Following on from the previous ‘Provision for Pleasure’ post looking at what constituted ‘safe sex’ with regards to Georgian London’s Booming Sex Industry, time to turn to STDs.
Of course, sexually transmitted diseases have been known to mankind for centuries, but were certainly a prevalent scourge to 18th century society, especially so in the climate of London’s booming sex industry; people’s lack of awareness and understanding of STDs contributing to the widespread transmission of infections, and before the advent of modern medicine, remedies were few and hardly efficacious.
Six Stages of Mending a Face by Thomas Rowlandson, 1792, showing the various measures employed by ‘poxed’ prostitutes to disguise their condition.
From medieval times, syphilis was one of the most prevalent venereal diseases rampant throughout the sexually active population. Blame culture is nothing new, and the advent and spread of the disease in Europe was said to have arisen from the crew members who picked up the disease on the voyages led by Christopher Columbus, who if such assertions are to be believed certainly discovered more than just the New World. Supposedly spread on their return when docking at ports in Europe, syphilis, or grande verole, the ‘great pox’ as it was otherwise known went by a variety of other names, usually coined by those keen to shift the ultimate responsibility for the disease on to an enemy or a country other than their own. Consequently, the French called it the ‘Neapolitan disease’, the ‘disease of Naples’ or the ‘Spanish disease’, while the English and Italians called it the ‘French disease’ or the ‘French pox’; the Germans called it the ‘French evil’.
Whatever it was called, historians have concluded from the archives of prisons, hospitals and asylums that an estimated one-fifth of the population might have been infected at any one time, with London hospitals during the 18th century treating barely a fraction of those infected. And that treatment was mercury.

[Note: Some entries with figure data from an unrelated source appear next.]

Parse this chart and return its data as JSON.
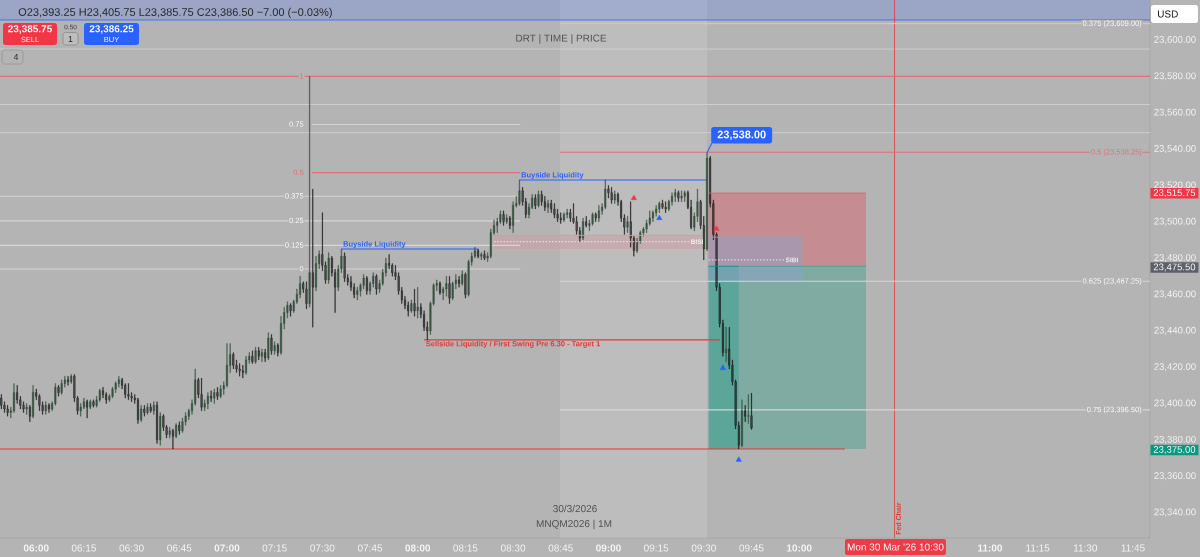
{
  "chart_data": {
    "type": "candlestick",
    "x": [
      5.8167,
      5.8333,
      5.85,
      5.8667,
      5.8833,
      5.9,
      5.9167,
      5.9333,
      5.95,
      5.9667,
      5.9833,
      6,
      6.0167,
      6.0333,
      6.05,
      6.0667,
      6.0833,
      6.1,
      6.1167,
      6.1333,
      6.15,
      6.1667,
      6.1833,
      6.2,
      6.2167,
      6.2333,
      6.25,
      6.2667,
      6.2833,
      6.3,
      6.3167,
      6.3333,
      6.35,
      6.3667,
      6.3833,
      6.4,
      6.4167,
      6.4333,
      6.45,
      6.4667,
      6.4833,
      6.5,
      6.5167,
      6.5333,
      6.55,
      6.5667,
      6.5833,
      6.6,
      6.6167,
      6.6333,
      6.65,
      6.6667,
      6.6833,
      6.7,
      6.7167,
      6.7333,
      6.75,
      6.7667,
      6.7833,
      6.8,
      6.8167,
      6.8333,
      6.85,
      6.8667,
      6.8833,
      6.9,
      6.9167,
      6.9333,
      6.95,
      6.9667,
      6.9833,
      7,
      7.0167,
      7.0333,
      7.05,
      7.0667,
      7.0833,
      7.1,
      7.1167,
      7.1333,
      7.15,
      7.1667,
      7.1833,
      7.2,
      7.2167,
      7.2333,
      7.25,
      7.2667,
      7.2833,
      7.3,
      7.3167,
      7.3333,
      7.35,
      7.3667,
      7.3833,
      7.4,
      7.4167,
      7.4333,
      7.45,
      7.4667,
      7.4833,
      7.5,
      7.5167,
      7.5333,
      7.55,
      7.5667,
      7.5833,
      7.6,
      7.6167,
      7.6333,
      7.65,
      7.6667,
      7.6833,
      7.7,
      7.7167,
      7.7333,
      7.75,
      7.7667,
      7.7833,
      7.8,
      7.8167,
      7.8333,
      7.85,
      7.8667,
      7.8833,
      7.9,
      7.9167,
      7.9333,
      7.95,
      7.9667,
      7.9833,
      8,
      8.0167,
      8.0333,
      8.05,
      8.0667,
      8.0833,
      8.1,
      8.1167,
      8.1333,
      8.15,
      8.1667,
      8.1833,
      8.2,
      8.2167,
      8.2333,
      8.25,
      8.2667,
      8.2833,
      8.3,
      8.3167,
      8.3333,
      8.35,
      8.3667,
      8.3833,
      8.4,
      8.4167,
      8.4333,
      8.45,
      8.4667,
      8.4833,
      8.5,
      8.5167,
      8.5333,
      8.55,
      8.5667,
      8.5833,
      8.6,
      8.6167,
      8.6333,
      8.65,
      8.6667,
      8.6833,
      8.7,
      8.7167,
      8.7333,
      8.75,
      8.7667,
      8.7833,
      8.8,
      8.8167,
      8.8333,
      8.85,
      8.8667,
      8.8833,
      8.9,
      8.9167,
      8.9333,
      8.95,
      8.9667,
      8.9833,
      9,
      9.0167,
      9.0333,
      9.05,
      9.0667,
      9.0833,
      9.1,
      9.1167,
      9.1333,
      9.15,
      9.1667,
      9.1833,
      9.2,
      9.2167,
      9.2333,
      9.25,
      9.2667,
      9.2833,
      9.3,
      9.3167,
      9.3333,
      9.35,
      9.3667,
      9.3833,
      9.4,
      9.4167,
      9.4333,
      9.45,
      9.4667,
      9.4833,
      9.5,
      9.5167,
      9.5333,
      9.55,
      9.5667,
      9.5833,
      9.6,
      9.6167,
      9.6333,
      9.65,
      9.6667,
      9.6833,
      9.7,
      9.7167,
      9.7333,
      9.75
    ],
    "ohlc": [
      [
        23403,
        23405,
        23397,
        23399
      ],
      [
        23399,
        23401,
        23395,
        23397
      ],
      [
        23397,
        23399,
        23393,
        23395
      ],
      [
        23395,
        23398,
        23392,
        23396
      ],
      [
        23396,
        23411,
        23395,
        23406
      ],
      [
        23406,
        23410,
        23400,
        23402
      ],
      [
        23402,
        23404,
        23397,
        23399
      ],
      [
        23399,
        23401,
        23395,
        23397
      ],
      [
        23397,
        23400,
        23394,
        23398
      ],
      [
        23398,
        23399,
        23390,
        23393
      ],
      [
        23393,
        23410,
        23392,
        23406
      ],
      [
        23406,
        23408,
        23402,
        23404
      ],
      [
        23404,
        23405,
        23396,
        23399
      ],
      [
        23399,
        23401,
        23394,
        23396
      ],
      [
        23396,
        23401,
        23394,
        23399
      ],
      [
        23399,
        23400,
        23395,
        23397
      ],
      [
        23397,
        23401,
        23396,
        23400
      ],
      [
        23400,
        23411,
        23399,
        23409
      ],
      [
        23409,
        23410,
        23404,
        23406
      ],
      [
        23406,
        23413,
        23405,
        23411
      ],
      [
        23411,
        23415,
        23409,
        23413
      ],
      [
        23413,
        23415,
        23410,
        23412
      ],
      [
        23412,
        23416,
        23411,
        23415
      ],
      [
        23415,
        23416,
        23401,
        23403
      ],
      [
        23403,
        23404,
        23394,
        23396
      ],
      [
        23396,
        23400,
        23393,
        23398
      ],
      [
        23398,
        23403,
        23397,
        23401
      ],
      [
        23401,
        23402,
        23392,
        23398
      ],
      [
        23398,
        23402,
        23397,
        23401
      ],
      [
        23401,
        23402,
        23398,
        23399
      ],
      [
        23399,
        23404,
        23398,
        23402
      ],
      [
        23402,
        23408,
        23401,
        23407
      ],
      [
        23407,
        23409,
        23403,
        23405
      ],
      [
        23405,
        23406,
        23400,
        23402
      ],
      [
        23402,
        23405,
        23401,
        23404
      ],
      [
        23404,
        23409,
        23403,
        23408
      ],
      [
        23408,
        23412,
        23406,
        23411
      ],
      [
        23411,
        23415,
        23409,
        23413
      ],
      [
        23413,
        23414,
        23408,
        23410
      ],
      [
        23410,
        23411,
        23403,
        23405
      ],
      [
        23405,
        23411,
        23402,
        23404
      ],
      [
        23404,
        23406,
        23401,
        23403
      ],
      [
        23403,
        23405,
        23400,
        23402
      ],
      [
        23402,
        23403,
        23389,
        23391
      ],
      [
        23391,
        23399,
        23390,
        23397
      ],
      [
        23397,
        23399,
        23393,
        23395
      ],
      [
        23395,
        23400,
        23394,
        23398
      ],
      [
        23398,
        23400,
        23395,
        23396
      ],
      [
        23396,
        23401,
        23394,
        23399
      ],
      [
        23399,
        23401,
        23378,
        23380
      ],
      [
        23380,
        23395,
        23377,
        23393
      ],
      [
        23393,
        23394,
        23385,
        23387
      ],
      [
        23387,
        23388,
        23381,
        23383
      ],
      [
        23383,
        23387,
        23381,
        23385
      ],
      [
        23385,
        23386,
        23375,
        23382
      ],
      [
        23382,
        23389,
        23381,
        23388
      ],
      [
        23388,
        23390,
        23383,
        23385
      ],
      [
        23385,
        23392,
        23384,
        23390
      ],
      [
        23390,
        23395,
        23388,
        23393
      ],
      [
        23393,
        23397,
        23391,
        23396
      ],
      [
        23396,
        23402,
        23394,
        23400
      ],
      [
        23400,
        23419,
        23399,
        23413
      ],
      [
        23413,
        23414,
        23403,
        23405
      ],
      [
        23405,
        23414,
        23396,
        23398
      ],
      [
        23398,
        23402,
        23396,
        23400
      ],
      [
        23400,
        23406,
        23397,
        23404
      ],
      [
        23404,
        23407,
        23401,
        23403
      ],
      [
        23403,
        23408,
        23400,
        23406
      ],
      [
        23406,
        23409,
        23402,
        23404
      ],
      [
        23404,
        23410,
        23403,
        23408
      ],
      [
        23408,
        23412,
        23405,
        23410
      ],
      [
        23410,
        23433,
        23409,
        23421
      ],
      [
        23421,
        23433,
        23417,
        23427
      ],
      [
        23427,
        23428,
        23419,
        23421
      ],
      [
        23421,
        23424,
        23417,
        23419
      ],
      [
        23419,
        23422,
        23415,
        23418
      ],
      [
        23418,
        23421,
        23414,
        23417
      ],
      [
        23417,
        23426,
        23416,
        23424
      ],
      [
        23424,
        23428,
        23422,
        23426
      ],
      [
        23426,
        23429,
        23422,
        23423
      ],
      [
        23423,
        23431,
        23422,
        23429
      ],
      [
        23429,
        23431,
        23424,
        23426
      ],
      [
        23426,
        23430,
        23423,
        23428
      ],
      [
        23428,
        23430,
        23423,
        23425
      ],
      [
        23425,
        23439,
        23424,
        23436
      ],
      [
        23436,
        23438,
        23427,
        23429
      ],
      [
        23429,
        23434,
        23427,
        23432
      ],
      [
        23432,
        23433,
        23426,
        23428
      ],
      [
        23428,
        23448,
        23427,
        23444
      ],
      [
        23444,
        23453,
        23441,
        23450
      ],
      [
        23450,
        23456,
        23447,
        23454
      ],
      [
        23454,
        23455,
        23448,
        23451
      ],
      [
        23451,
        23457,
        23450,
        23456
      ],
      [
        23456,
        23463,
        23455,
        23460
      ],
      [
        23460,
        23470,
        23458,
        23466
      ],
      [
        23466,
        23467,
        23461,
        23463
      ],
      [
        23463,
        23467,
        23452,
        23455
      ],
      [
        23455,
        23580,
        23453,
        23472
      ],
      [
        23472,
        23518,
        23442,
        23464
      ],
      [
        23464,
        23481,
        23462,
        23477
      ],
      [
        23477,
        23484,
        23474,
        23482
      ],
      [
        23482,
        23505,
        23473,
        23476
      ],
      [
        23476,
        23478,
        23466,
        23468
      ],
      [
        23468,
        23483,
        23466,
        23480
      ],
      [
        23480,
        23481,
        23470,
        23472
      ],
      [
        23472,
        23474,
        23450,
        23464
      ],
      [
        23464,
        23476,
        23462,
        23474
      ],
      [
        23474,
        23485,
        23472,
        23481
      ],
      [
        23481,
        23483,
        23467,
        23469
      ],
      [
        23469,
        23471,
        23465,
        23467
      ],
      [
        23467,
        23470,
        23462,
        23464
      ],
      [
        23464,
        23466,
        23458,
        23460
      ],
      [
        23460,
        23464,
        23457,
        23462
      ],
      [
        23462,
        23466,
        23459,
        23465
      ],
      [
        23465,
        23471,
        23463,
        23469
      ],
      [
        23469,
        23470,
        23460,
        23462
      ],
      [
        23462,
        23467,
        23460,
        23466
      ],
      [
        23466,
        23472,
        23464,
        23470
      ],
      [
        23470,
        23471,
        23460,
        23463
      ],
      [
        23463,
        23468,
        23461,
        23466
      ],
      [
        23466,
        23474,
        23465,
        23472
      ],
      [
        23472,
        23480,
        23470,
        23477
      ],
      [
        23477,
        23482,
        23474,
        23476
      ],
      [
        23476,
        23477,
        23470,
        23472
      ],
      [
        23472,
        23476,
        23468,
        23470
      ],
      [
        23470,
        23472,
        23460,
        23462
      ],
      [
        23462,
        23464,
        23455,
        23457
      ],
      [
        23457,
        23459,
        23452,
        23454
      ],
      [
        23454,
        23456,
        23448,
        23451
      ],
      [
        23451,
        23457,
        23450,
        23455
      ],
      [
        23455,
        23463,
        23448,
        23451
      ],
      [
        23451,
        23464,
        23447,
        23453
      ],
      [
        23453,
        23455,
        23447,
        23449
      ],
      [
        23449,
        23451,
        23440,
        23442
      ],
      [
        23442,
        23445,
        23435,
        23440
      ],
      [
        23440,
        23456,
        23438,
        23455
      ],
      [
        23455,
        23466,
        23454,
        23465
      ],
      [
        23465,
        23468,
        23462,
        23466
      ],
      [
        23466,
        23467,
        23460,
        23461
      ],
      [
        23461,
        23464,
        23457,
        23463
      ],
      [
        23463,
        23470,
        23459,
        23466
      ],
      [
        23466,
        23470,
        23455,
        23458
      ],
      [
        23458,
        23467,
        23457,
        23466
      ],
      [
        23466,
        23471,
        23463,
        23468
      ],
      [
        23468,
        23470,
        23464,
        23466
      ],
      [
        23466,
        23473,
        23465,
        23471
      ],
      [
        23471,
        23472,
        23458,
        23460
      ],
      [
        23460,
        23479,
        23459,
        23478
      ],
      [
        23478,
        23483,
        23476,
        23481
      ],
      [
        23481,
        23486,
        23480,
        23484
      ],
      [
        23484,
        23485,
        23480,
        23481
      ],
      [
        23481,
        23483,
        23479,
        23482
      ],
      [
        23482,
        23484,
        23479,
        23480
      ],
      [
        23480,
        23483,
        23478,
        23481
      ],
      [
        23481,
        23496,
        23480,
        23494
      ],
      [
        23494,
        23501,
        23493,
        23498
      ],
      [
        23498,
        23502,
        23494,
        23500
      ],
      [
        23500,
        23506,
        23499,
        23504
      ],
      [
        23504,
        23506,
        23498,
        23500
      ],
      [
        23500,
        23504,
        23499,
        23502
      ],
      [
        23502,
        23503,
        23496,
        23498
      ],
      [
        23498,
        23511,
        23494,
        23509
      ],
      [
        23509,
        23514,
        23508,
        23510
      ],
      [
        23510,
        23523,
        23509,
        23517
      ],
      [
        23517,
        23519,
        23509,
        23511
      ],
      [
        23511,
        23513,
        23502,
        23504
      ],
      [
        23504,
        23510,
        23502,
        23508
      ],
      [
        23508,
        23515,
        23507,
        23513
      ],
      [
        23513,
        23515,
        23507,
        23509
      ],
      [
        23509,
        23517,
        23508,
        23515
      ],
      [
        23515,
        23517,
        23509,
        23511
      ],
      [
        23511,
        23514,
        23506,
        23508
      ],
      [
        23508,
        23512,
        23505,
        23510
      ],
      [
        23510,
        23512,
        23505,
        23507
      ],
      [
        23507,
        23510,
        23502,
        23504
      ],
      [
        23504,
        23507,
        23500,
        23502
      ],
      [
        23502,
        23505,
        23499,
        23501
      ],
      [
        23501,
        23505,
        23500,
        23504
      ],
      [
        23504,
        23507,
        23502,
        23505
      ],
      [
        23505,
        23507,
        23500,
        23502
      ],
      [
        23502,
        23510,
        23499,
        23500
      ],
      [
        23500,
        23503,
        23493,
        23495
      ],
      [
        23495,
        23497,
        23489,
        23491
      ],
      [
        23491,
        23502,
        23490,
        23500
      ],
      [
        23500,
        23503,
        23497,
        23498
      ],
      [
        23498,
        23501,
        23495,
        23499
      ],
      [
        23499,
        23505,
        23498,
        23504
      ],
      [
        23504,
        23505,
        23500,
        23502
      ],
      [
        23502,
        23509,
        23500,
        23506
      ],
      [
        23506,
        23510,
        23504,
        23508
      ],
      [
        23508,
        23523,
        23507,
        23518
      ],
      [
        23518,
        23520,
        23513,
        23516
      ],
      [
        23516,
        23519,
        23510,
        23512
      ],
      [
        23512,
        23517,
        23510,
        23515
      ],
      [
        23515,
        23516,
        23509,
        23511
      ],
      [
        23511,
        23512,
        23500,
        23502
      ],
      [
        23502,
        23504,
        23493,
        23497
      ],
      [
        23497,
        23503,
        23494,
        23500
      ],
      [
        23500,
        23511,
        23486,
        23491
      ],
      [
        23491,
        23492,
        23481,
        23484
      ],
      [
        23484,
        23491,
        23483,
        23489
      ],
      [
        23489,
        23495,
        23488,
        23494
      ],
      [
        23494,
        23497,
        23492,
        23496
      ],
      [
        23496,
        23501,
        23494,
        23499
      ],
      [
        23499,
        23506,
        23498,
        23502
      ],
      [
        23502,
        23506,
        23500,
        23505
      ],
      [
        23505,
        23509,
        23503,
        23507
      ],
      [
        23507,
        23511,
        23505,
        23510
      ],
      [
        23510,
        23512,
        23507,
        23508
      ],
      [
        23508,
        23511,
        23505,
        23507
      ],
      [
        23507,
        23512,
        23506,
        23511
      ],
      [
        23511,
        23516,
        23509,
        23514
      ],
      [
        23514,
        23518,
        23511,
        23516
      ],
      [
        23516,
        23517,
        23511,
        23513
      ],
      [
        23513,
        23517,
        23511,
        23514
      ],
      [
        23514,
        23517,
        23511,
        23516
      ],
      [
        23516,
        23517,
        23507,
        23508
      ],
      [
        23508,
        23512,
        23496,
        23497
      ],
      [
        23497,
        23505,
        23495,
        23503
      ],
      [
        23503,
        23518,
        23500,
        23511
      ],
      [
        23511,
        23512,
        23496,
        23498
      ],
      [
        23498,
        23503,
        23479,
        23485
      ],
      [
        23485,
        23538,
        23484,
        23535
      ],
      [
        23535,
        23536,
        23508,
        23510
      ],
      [
        23510,
        23512,
        23490,
        23493
      ],
      [
        23493,
        23494,
        23462,
        23464
      ],
      [
        23464,
        23466,
        23442,
        23444
      ],
      [
        23444,
        23446,
        23426,
        23428
      ],
      [
        23428,
        23442,
        23423,
        23430
      ],
      [
        23430,
        23442,
        23419,
        23421
      ],
      [
        23421,
        23424,
        23410,
        23412
      ],
      [
        23412,
        23413,
        23386,
        23388
      ],
      [
        23388,
        23390,
        23375,
        23377
      ],
      [
        23377,
        23402,
        23376,
        23396
      ],
      [
        23396,
        23399,
        23390,
        23393
      ],
      [
        23393,
        23405,
        23389,
        23393.25
      ],
      [
        23393.25,
        23405.75,
        23385.75,
        23386.5
      ]
    ],
    "xlim": [
      5.81,
      11.839
    ],
    "ylim": [
      23326,
      23622
    ],
    "xticks": [
      {
        "value": 6,
        "label": "06:00"
      },
      {
        "value": 6.25,
        "label": "06:15"
      },
      {
        "value": 6.5,
        "label": "06:30"
      },
      {
        "value": 6.75,
        "label": "06:45"
      },
      {
        "value": 7,
        "label": "07:00"
      },
      {
        "value": 7.25,
        "label": "07:15"
      },
      {
        "value": 7.5,
        "label": "07:30"
      },
      {
        "value": 7.75,
        "label": "07:45"
      },
      {
        "value": 8,
        "label": "08:00"
      },
      {
        "value": 8.25,
        "label": "08:15"
      },
      {
        "value": 8.5,
        "label": "08:30"
      },
      {
        "value": 8.75,
        "label": "08:45"
      },
      {
        "value": 9,
        "label": "09:00"
      },
      {
        "value": 9.25,
        "label": "09:15"
      },
      {
        "value": 9.5,
        "label": "09:30"
      },
      {
        "value": 9.75,
        "label": "09:45"
      },
      {
        "value": 10,
        "label": "10:00"
      },
      {
        "value": 11,
        "label": "11:00"
      },
      {
        "value": 11.25,
        "label": "11:15"
      },
      {
        "value": 11.5,
        "label": "11:30"
      },
      {
        "value": 11.75,
        "label": "11:45"
      }
    ],
    "yticks": [
      {
        "value": 23340,
        "label": "23,340.00"
      },
      {
        "value": 23360,
        "label": "23,360.00"
      },
      {
        "value": 23380,
        "label": "23,380.00"
      },
      {
        "value": 23400,
        "label": "23,400.00"
      },
      {
        "value": 23420,
        "label": "23,420.00"
      },
      {
        "value": 23440,
        "label": "23,440.00"
      },
      {
        "value": 23460,
        "label": "23,460.00"
      },
      {
        "value": 23480,
        "label": "23,480.00"
      },
      {
        "value": 23500,
        "label": "23,500.00"
      },
      {
        "value": 23520,
        "label": "23,520.00"
      },
      {
        "value": 23540,
        "label": "23,540.00"
      },
      {
        "value": 23560,
        "label": "23,560.00"
      },
      {
        "value": 23580,
        "label": "23,580.00"
      },
      {
        "value": 23600,
        "label": "23,600.00"
      }
    ],
    "series": [
      {
        "type": "line",
        "color": "#d9727c",
        "x": [
          5.81,
          11.839
        ],
        "values": [
          23580,
          23580
        ]
      },
      {
        "type": "line",
        "color": "#d6d6d6",
        "x": [
          7.445,
          8.537
        ],
        "values": [
          23553.5,
          23553.5
        ]
      },
      {
        "type": "line",
        "color": "#d9727c",
        "x": [
          7.445,
          8.537
        ],
        "values": [
          23527,
          23527
        ]
      },
      {
        "type": "line",
        "color": "#d6d6d6",
        "x": [
          5.81,
          8.537
        ],
        "values": [
          23514,
          23514
        ]
      },
      {
        "type": "line",
        "color": "#d6d6d6",
        "x": [
          5.81,
          8.537
        ],
        "values": [
          23500.5,
          23500.5
        ]
      },
      {
        "type": "line",
        "color": "#d6d6d6",
        "x": [
          5.81,
          8.537
        ],
        "values": [
          23487,
          23487
        ]
      },
      {
        "type": "line",
        "color": "#d6d6d6",
        "x": [
          5.81,
          8.537
        ],
        "values": [
          23474,
          23474
        ]
      },
      {
        "type": "line",
        "color": "#d8c8a8",
        "x": [
          8.746,
          11.839
        ],
        "values": [
          23609,
          23609
        ]
      },
      {
        "type": "line",
        "color": "#d9727c",
        "x": [
          8.746,
          11.839
        ],
        "values": [
          23538.25,
          23538.25
        ]
      },
      {
        "type": "line",
        "color": "#d6d6d6",
        "x": [
          8.746,
          11.839
        ],
        "values": [
          23467.25,
          23467.25
        ]
      },
      {
        "type": "line",
        "color": "#d6d6d6",
        "x": [
          8.746,
          11.839
        ],
        "values": [
          23396.5,
          23396.5
        ]
      },
      {
        "type": "line",
        "name": "Buyside Liquidity",
        "color": "#2962ff",
        "x": [
          7.6,
          8.3167
        ],
        "values": [
          23485,
          23485
        ]
      },
      {
        "type": "line",
        "name": "Buyside Liquidity",
        "color": "#2962ff",
        "x": [
          8.5333,
          9.5167
        ],
        "values": [
          23523,
          23523
        ]
      },
      {
        "type": "line",
        "name": "Sellside Liquidity / First Swing Pre 6.30 - Target 1",
        "color": "#e53935",
        "x": [
          8.0333,
          9.5833
        ],
        "values": [
          23435,
          23435
        ]
      },
      {
        "type": "line",
        "color": "#e53935",
        "x": [
          5.81,
          10.24
        ],
        "values": [
          23375,
          23375
        ]
      },
      {
        "type": "line",
        "color": "#d6666e",
        "x": [
          9.525,
          10.35
        ],
        "values": [
          23515.75,
          23515.75
        ],
        "lower": [
          23475.5,
          23475.5
        ],
        "upper": [
          23515.75,
          23515.75
        ]
      },
      {
        "type": "line",
        "color": "#4aa292",
        "x": [
          9.6833,
          10.35
        ],
        "values": [
          23475.5,
          23475.5
        ],
        "lower": [
          23375,
          23375
        ],
        "upper": [
          23475.5,
          23475.5
        ]
      },
      {
        "type": "line",
        "color": "#02967e",
        "x": [
          9.525,
          9.6833
        ],
        "values": [
          23475.5,
          23475.5
        ],
        "lower": [
          23375,
          23375
        ],
        "upper": [
          23475.5,
          23475.5
        ]
      },
      {
        "type": "line",
        "color": "#d29ca2",
        "x": [
          8.4,
          9.49
        ],
        "values": [
          23492.5,
          23492.5
        ],
        "lower": [
          23485,
          23485
        ],
        "upper": [
          23492.5,
          23492.5
        ]
      },
      {
        "type": "line",
        "name": "BISI",
        "color": "#f2f2f2",
        "x": [
          8.4,
          9.4222
        ],
        "values": [
          23489,
          23489
        ],
        "line_style": "dotted"
      },
      {
        "type": "line",
        "color": "#8ba1c9",
        "x": [
          9.525,
          10.0167
        ],
        "values": [
          23491.5,
          23491.5
        ],
        "lower": [
          23466.75,
          23466.75
        ],
        "upper": [
          23491.5,
          23491.5
        ]
      },
      {
        "type": "line",
        "name": "SIBI",
        "color": "#f2f2f2",
        "x": [
          9.525,
          9.9202
        ],
        "values": [
          23479,
          23479
        ],
        "line_style": "dotted"
      },
      {
        "type": "scatter",
        "color": "#f23645",
        "marker": "triangle",
        "x": [
          9.1333,
          9.5667
        ],
        "values": [
          23513,
          23496
        ]
      },
      {
        "type": "scatter",
        "color": "#2962ff",
        "marker": "triangle",
        "x": [
          9.2667,
          9.6,
          9.6833
        ],
        "values": [
          23502,
          23419.5,
          23369
        ]
      }
    ],
    "bands": [
      {
        "axis": "x",
        "from": 8.746,
        "to": 9.5167,
        "color": "#d3d3d3"
      },
      {
        "axis": "y",
        "from": 23611,
        "to": 23622,
        "color": "#6287f1"
      }
    ],
    "ref_lines": [
      {
        "axis": "y",
        "value": 23611,
        "color": "#2962ff"
      },
      {
        "axis": "y",
        "value": 23595,
        "color": "#d4d4d4"
      },
      {
        "axis": "y",
        "value": 23564.5,
        "color": "#d4d4d4"
      },
      {
        "axis": "y",
        "value": 23549,
        "color": "#d4d4d4"
      },
      {
        "axis": "x",
        "value": 10.5,
        "label": "Fed Chair",
        "color": "#e53935"
      }
    ],
    "annotations": [
      "O23,393.25 H23,405.75 L23,385.75 C23,386.50 −7.00 (−0.03%)",
      "23,385.75",
      "SELL",
      "0.50",
      "1",
      "23,386.25",
      "BUY",
      "4",
      "USD",
      "DRT | TIME | PRICE",
      "30/3/2026",
      "MNQM2026 | 1M",
      "Mon 30 Mar '26  10:30",
      "23,515.75",
      "23,475.50",
      "23,375.00",
      {
        "text": "1",
        "x": 7.445,
        "y": 23580
      },
      {
        "text": "0.75",
        "x": 7.445,
        "y": 23553.5
      },
      {
        "text": "0.5",
        "x": 7.445,
        "y": 23527
      },
      {
        "text": "0.375",
        "x": 7.445,
        "y": 23514
      },
      {
        "text": "0.25",
        "x": 7.445,
        "y": 23500.5
      },
      {
        "text": "0.125",
        "x": 7.445,
        "y": 23487
      },
      {
        "text": "0",
        "x": 7.445,
        "y": 23474
      },
      {
        "text": "0.375 (23,609.00)",
        "x": 11.839,
        "y": 23609
      },
      {
        "text": "0.5 (23,538.25)",
        "x": 11.839,
        "y": 23538.25
      },
      {
        "text": "0.625 (23,467.25)",
        "x": 11.839,
        "y": 23467.25
      },
      {
        "text": "0.75 (23,396.50)",
        "x": 11.839,
        "y": 23396.5
      },
      {
        "text": "23,538.00",
        "x": 9.5167,
        "y": 23538
      }
    ]
  }
}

The toxicity and terrible side-effects of mercury, however, caused neuropathy, kidney failure, and severe mouth ulcers and loss of teeth, and the death of a patient often resulting from mercurial poisoning rather than from the disease itself. As treatment would often be prolonged, this gave rise to the saying, “A night with Venus, a lifetime with mercury”. There were a plethora of other spurious ‘pox’ remedies available from quack doctors, such as ‘Dr Newman’s Anti-Venereal Pills’ as advertised in 18th-century newspapers, and doubtless, these were taken by many whose gullibility lined the pockets of the likes of ‘Dr Newman’.
An advertisement appearing in The Daily Advertiser 5th August 1735 for Dr Newman’s Famous Anti-Venereal Pills.
With a view to avoiding contracting the pox in the first place, for those who could afford it, the purchase of ‘deflowering rights’ for a young virgin, as yet untainted, on the face of it seemed a costly yet worthwhile investment for a night of pleasure. (There were huge profits to be made from such sexual transactions – as much as £150 – around £11,000 in today’s money.) Yet it was not unknown for a working girl to be ‘restored’ to the financially rewarding state of virginity, some madams adept in employing various ‘secret’ procedures as a way of tricking a client into thinking he was bedding a virgo intacta.
Then there was the ‘virgin cleansing myth’, another opportunity for the bawds to profit from the belief that having sex with a virgin girl would cure a man of any sexually transmitted disease he might have contracted. Of course, the outcome was obvious: the young innocent was invariably infected herself, going on to spread the disease still further.
While the ‘preservatives’ or ‘assurance caps’, that is to say, condoms mentioned in the previous post were seen primarily as a means of preventing sexually transmitted diseases, rather than as an effective form of contraception, there were no guarantees; the frequent reuse of condoms, in view of their expensive nature significantly reduced their effectiveness. Indeed one English physician, Daniel Turner, stated his belief that condoms actively encouraged men to have unsafe sex with different partners, while around this time many physicians decried the use of condoms on moral grounds, the reputation of prophylactics firmly cemented, associated with philanderers, prostitutes and the immoral.
Daniel Turner’s Syphilis – A practical dissertation on the venereal disease (1717)
Then as now, the consequences of ‘indirect sexual connection’ were inescapable – the assertion that each time you sleep with someone you also sleep with their past still rings true. Thankfully today’s condoms do offer a measure of reassurance with regards to contracting an STD – so remember, ‘No balloons? No party!’